A man from El Portal, Florida was arrested for gaining unauthorized access to the kernel.org (Linux Kernel) servers. According to the court, the hacker Ryan Austin used credentials to the servers of what appears to be an employee associated with the Linux Organization.
The organization’s network administrators have detected the unauthorized login and have notified the authorities. The FBI took over this investigation, and they have eventually discovered that there were also attempts by Austin to modify the configuration files of the servers and have had installed malware such as rootkits and Trojan horses on a server based in Bay Area.
The agents behind the investigation eventually tracked down the tracks of the intrusion, and they let to Ryan Austin, who was arrested on August 28, 2016.
The suspect Ryan Austin was indicted to possibly face a 10-year solitary confinement as well as a fine of $250000.
Is This The Same Hacker Behind the 2011 Attack?
This is similar to the 2011 kernel.org hack which resulted in the successful installation of the Phalanx Rootkit infection with other Trojans able to steal passwords as well as perform other malicious activities. This time, the hack was relatively the same and the cyber-criminal attempted the same actions, suggesting that it may have been Austin who did the hack.
There hasn’t been much fuzz since this accident has happened, besides that the hack was found half a month later.
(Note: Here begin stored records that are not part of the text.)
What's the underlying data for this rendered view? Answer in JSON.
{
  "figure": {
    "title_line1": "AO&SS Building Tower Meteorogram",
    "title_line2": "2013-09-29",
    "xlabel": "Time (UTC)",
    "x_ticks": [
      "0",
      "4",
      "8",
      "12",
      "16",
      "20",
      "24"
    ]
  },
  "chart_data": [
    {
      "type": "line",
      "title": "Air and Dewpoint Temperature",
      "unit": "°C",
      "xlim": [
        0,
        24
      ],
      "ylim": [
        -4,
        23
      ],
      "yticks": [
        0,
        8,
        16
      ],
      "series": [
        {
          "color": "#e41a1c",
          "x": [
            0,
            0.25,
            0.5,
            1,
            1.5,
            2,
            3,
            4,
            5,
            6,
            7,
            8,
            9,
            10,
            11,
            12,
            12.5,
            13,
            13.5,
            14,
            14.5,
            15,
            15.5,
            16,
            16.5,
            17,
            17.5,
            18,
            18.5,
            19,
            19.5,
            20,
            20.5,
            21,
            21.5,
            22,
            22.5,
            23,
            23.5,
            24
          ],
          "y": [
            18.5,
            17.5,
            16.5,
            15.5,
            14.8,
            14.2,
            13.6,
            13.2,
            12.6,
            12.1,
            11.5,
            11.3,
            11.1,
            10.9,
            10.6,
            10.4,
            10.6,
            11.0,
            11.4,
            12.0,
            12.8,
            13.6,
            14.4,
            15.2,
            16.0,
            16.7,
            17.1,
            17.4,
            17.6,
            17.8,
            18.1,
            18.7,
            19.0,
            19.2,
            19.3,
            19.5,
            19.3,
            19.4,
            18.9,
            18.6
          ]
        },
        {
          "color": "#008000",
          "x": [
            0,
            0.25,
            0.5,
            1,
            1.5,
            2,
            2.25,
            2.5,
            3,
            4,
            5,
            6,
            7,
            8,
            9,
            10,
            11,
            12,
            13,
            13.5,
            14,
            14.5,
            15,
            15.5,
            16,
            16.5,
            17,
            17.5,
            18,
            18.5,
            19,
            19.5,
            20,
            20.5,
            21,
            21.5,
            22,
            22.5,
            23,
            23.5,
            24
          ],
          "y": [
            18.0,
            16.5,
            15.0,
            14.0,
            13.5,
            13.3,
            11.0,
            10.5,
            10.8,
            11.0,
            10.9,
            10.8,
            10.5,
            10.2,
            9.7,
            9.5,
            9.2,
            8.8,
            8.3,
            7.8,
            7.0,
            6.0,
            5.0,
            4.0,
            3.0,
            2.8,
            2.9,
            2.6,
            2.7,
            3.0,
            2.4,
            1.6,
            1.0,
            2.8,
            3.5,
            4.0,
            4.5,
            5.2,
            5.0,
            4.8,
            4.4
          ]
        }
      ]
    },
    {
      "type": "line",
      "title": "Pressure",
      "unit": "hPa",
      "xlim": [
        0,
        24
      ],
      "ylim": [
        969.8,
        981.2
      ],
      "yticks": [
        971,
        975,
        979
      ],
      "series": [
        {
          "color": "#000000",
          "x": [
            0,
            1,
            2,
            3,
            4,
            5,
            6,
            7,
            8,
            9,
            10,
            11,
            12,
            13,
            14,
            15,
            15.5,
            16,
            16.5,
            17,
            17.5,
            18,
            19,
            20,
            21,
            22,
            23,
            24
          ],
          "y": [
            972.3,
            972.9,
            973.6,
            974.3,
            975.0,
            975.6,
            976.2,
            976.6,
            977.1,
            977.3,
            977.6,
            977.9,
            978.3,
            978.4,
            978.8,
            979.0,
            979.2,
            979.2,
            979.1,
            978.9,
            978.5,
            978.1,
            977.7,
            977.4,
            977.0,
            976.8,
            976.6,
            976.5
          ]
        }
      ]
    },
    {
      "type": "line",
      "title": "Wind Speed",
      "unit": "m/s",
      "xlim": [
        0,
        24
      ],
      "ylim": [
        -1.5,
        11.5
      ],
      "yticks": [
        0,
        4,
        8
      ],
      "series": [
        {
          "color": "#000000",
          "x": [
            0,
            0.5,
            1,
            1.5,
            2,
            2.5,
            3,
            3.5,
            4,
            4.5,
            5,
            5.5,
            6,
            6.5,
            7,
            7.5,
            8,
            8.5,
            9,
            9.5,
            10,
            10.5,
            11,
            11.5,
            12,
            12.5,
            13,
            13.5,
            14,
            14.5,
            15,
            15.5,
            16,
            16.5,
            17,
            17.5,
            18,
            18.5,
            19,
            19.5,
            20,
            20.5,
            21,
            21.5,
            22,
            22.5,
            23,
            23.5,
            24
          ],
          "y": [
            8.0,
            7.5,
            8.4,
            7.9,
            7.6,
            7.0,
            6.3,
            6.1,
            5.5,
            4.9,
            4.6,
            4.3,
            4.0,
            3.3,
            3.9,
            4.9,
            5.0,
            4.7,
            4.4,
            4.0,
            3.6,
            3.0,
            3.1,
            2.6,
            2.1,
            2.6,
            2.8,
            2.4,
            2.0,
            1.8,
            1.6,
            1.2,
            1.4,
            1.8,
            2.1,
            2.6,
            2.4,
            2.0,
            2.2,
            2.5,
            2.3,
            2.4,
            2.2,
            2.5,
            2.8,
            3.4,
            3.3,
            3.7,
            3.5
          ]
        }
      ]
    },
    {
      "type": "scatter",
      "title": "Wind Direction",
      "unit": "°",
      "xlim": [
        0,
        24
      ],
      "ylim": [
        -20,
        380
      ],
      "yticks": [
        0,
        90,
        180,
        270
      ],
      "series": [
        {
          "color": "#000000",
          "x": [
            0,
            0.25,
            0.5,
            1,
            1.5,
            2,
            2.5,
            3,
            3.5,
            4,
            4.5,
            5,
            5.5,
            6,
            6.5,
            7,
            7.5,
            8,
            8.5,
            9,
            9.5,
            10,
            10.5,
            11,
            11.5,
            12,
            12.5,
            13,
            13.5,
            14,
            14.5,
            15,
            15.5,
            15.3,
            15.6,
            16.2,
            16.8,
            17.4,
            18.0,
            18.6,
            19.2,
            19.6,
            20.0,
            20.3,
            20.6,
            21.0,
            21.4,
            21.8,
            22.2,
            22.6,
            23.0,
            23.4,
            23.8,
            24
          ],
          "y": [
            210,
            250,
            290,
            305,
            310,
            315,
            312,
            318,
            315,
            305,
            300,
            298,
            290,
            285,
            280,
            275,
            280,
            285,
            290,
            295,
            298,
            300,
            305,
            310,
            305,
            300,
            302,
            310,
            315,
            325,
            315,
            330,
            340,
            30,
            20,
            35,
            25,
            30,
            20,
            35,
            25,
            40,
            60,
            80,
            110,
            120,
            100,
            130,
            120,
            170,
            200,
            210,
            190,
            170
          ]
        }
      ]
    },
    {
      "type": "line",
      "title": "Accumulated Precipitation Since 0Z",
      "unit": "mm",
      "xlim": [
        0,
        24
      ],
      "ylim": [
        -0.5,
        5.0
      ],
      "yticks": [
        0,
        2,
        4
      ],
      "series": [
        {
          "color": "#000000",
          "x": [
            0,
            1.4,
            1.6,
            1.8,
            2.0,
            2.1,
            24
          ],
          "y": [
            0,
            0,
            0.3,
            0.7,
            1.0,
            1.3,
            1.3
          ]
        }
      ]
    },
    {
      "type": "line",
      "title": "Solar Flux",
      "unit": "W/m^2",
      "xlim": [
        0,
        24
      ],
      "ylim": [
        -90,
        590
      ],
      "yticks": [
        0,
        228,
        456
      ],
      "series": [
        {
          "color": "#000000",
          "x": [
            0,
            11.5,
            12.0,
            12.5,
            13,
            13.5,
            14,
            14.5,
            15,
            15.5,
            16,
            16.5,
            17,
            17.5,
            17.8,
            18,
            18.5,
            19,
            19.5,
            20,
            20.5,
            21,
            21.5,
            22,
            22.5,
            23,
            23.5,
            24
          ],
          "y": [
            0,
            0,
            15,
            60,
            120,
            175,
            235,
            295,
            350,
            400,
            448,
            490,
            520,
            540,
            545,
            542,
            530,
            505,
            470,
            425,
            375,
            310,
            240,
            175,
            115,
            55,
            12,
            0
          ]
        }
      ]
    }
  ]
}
What is known from back then is that during that time, there was access to several machines that were used to distribute the Linux OS, according to officials. The consequences of the hack were that the attackers were able to track down anyone using these servers and what they do. Not only this but besides the servers Hera and Odin1 the hackers were able to access a senior developer’s personal machines as well. It is not disclosed as to what extent the data was stolen, but other computers within the kernel.org network may have also become victims of this attack.
What About The Future?
The good news for this situation is that Linux Kernel has learned from their mistakes and this time they have caught the attacker. However, it remains a mystery whether this was just Austin or there were other attackers as well since multiple computers were attacked. So far the big question remains is whether or not this is going to be the end of those type of trojan and rootkit attacks against Linux Kernel. The reality is with this attack and other attacks, like the Fairware ransomware, Linux becomes increasingly bigger target for malware writers espeicially when it comes to servers.